Saturday

The Meaning of Jihad

The following is an excerpt from a carefully-documented investigative report called Islam in American Classrooms: History or Propaganda? (PDF document):
According to the Concise Encyclopedia of Islam jihad means: "Holy war, a divine institution of warfare to extend Islam into the Dar-al-Harb (non-Islamic territories)." This is a driving doctrine of Islam that is responsible for its violent expansionist history. When Mohammad was asked what the greatest deed that a Muslim could do besides believing in Allah and His Apostle, he answered, "I have been ordered to fight with the people till they say: none has the right to be worshiped but Allah." A 2007 Pentagon-based study proved conclusively that Islamic religious law (sharia) extols violence as a primary means of spreading the ideology. It also notes that Islam‘s‘ goal to subjugate the entire world to Islam and sharia law is based on unalterable, long-standing religious and legal doctrines.

Microsoft‘s on-line encyclopedia, Encarta, unequivocally states in its article, Islam, Spread of: "The remarkable speed of this religious expansion can be attributed to the fact that it was accomplished primarily through military conquest. Mohammed drew Arabs of the Arabian Peninsula to Islam by his forceful personality, the promise of salvation to those who died fighting for Islam and the lure of fortune for those who succeeded in conquest. The caravan raids of the early years of Islam soon became full-scale wars, and empires and nations bowed to the power of this new religious, military, political, economic, and social phenomena."

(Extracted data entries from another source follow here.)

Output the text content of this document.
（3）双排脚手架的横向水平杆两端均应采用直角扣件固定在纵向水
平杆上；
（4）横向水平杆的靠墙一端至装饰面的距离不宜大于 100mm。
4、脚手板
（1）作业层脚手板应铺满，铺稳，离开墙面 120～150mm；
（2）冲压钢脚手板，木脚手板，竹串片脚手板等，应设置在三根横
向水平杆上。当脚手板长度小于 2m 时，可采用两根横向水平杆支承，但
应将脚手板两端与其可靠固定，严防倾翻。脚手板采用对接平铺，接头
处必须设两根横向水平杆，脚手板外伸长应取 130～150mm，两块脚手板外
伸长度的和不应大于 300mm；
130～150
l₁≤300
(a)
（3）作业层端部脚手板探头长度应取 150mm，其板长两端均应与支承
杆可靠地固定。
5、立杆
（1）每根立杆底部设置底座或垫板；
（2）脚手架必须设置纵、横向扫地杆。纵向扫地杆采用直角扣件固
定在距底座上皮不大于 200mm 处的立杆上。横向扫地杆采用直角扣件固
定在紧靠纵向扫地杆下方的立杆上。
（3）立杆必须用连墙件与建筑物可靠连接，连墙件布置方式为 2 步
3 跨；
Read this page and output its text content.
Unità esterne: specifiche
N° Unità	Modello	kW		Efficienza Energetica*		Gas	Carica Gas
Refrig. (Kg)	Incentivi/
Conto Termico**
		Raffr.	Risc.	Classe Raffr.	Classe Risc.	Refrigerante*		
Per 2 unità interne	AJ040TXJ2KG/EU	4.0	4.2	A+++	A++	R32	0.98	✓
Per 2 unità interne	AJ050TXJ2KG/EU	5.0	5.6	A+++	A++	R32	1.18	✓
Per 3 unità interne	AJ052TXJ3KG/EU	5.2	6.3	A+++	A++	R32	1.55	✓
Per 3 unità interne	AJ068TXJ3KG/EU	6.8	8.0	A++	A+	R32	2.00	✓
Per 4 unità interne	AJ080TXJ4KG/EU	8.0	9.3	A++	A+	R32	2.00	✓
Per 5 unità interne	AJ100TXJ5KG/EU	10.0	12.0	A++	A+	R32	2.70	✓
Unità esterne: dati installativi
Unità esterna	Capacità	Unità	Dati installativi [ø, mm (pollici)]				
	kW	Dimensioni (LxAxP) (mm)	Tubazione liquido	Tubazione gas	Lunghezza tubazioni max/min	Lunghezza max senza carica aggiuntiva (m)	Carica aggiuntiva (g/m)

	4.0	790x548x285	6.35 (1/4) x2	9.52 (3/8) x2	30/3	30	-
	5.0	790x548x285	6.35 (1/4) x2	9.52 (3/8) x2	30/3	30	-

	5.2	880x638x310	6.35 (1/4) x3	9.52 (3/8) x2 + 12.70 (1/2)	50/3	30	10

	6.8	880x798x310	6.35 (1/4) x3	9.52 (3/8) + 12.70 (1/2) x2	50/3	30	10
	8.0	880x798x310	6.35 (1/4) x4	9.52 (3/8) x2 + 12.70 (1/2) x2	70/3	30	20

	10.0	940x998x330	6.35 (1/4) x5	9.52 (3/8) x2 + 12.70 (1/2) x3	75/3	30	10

According to the online encyclopedia, Wikipedia, in its List of Wars in the Muslim World, since the death of Mohammed there have been 63 major Islamic wars of conquest involving over 201 major battles. It also documents 18 current conflicts involving Muslims, which represent over 95% of the world's armed conflicts. Historians have estimated that Muslims killed over 270 million people during the last 1400 years in their wars of conquest, plunder and enslavement.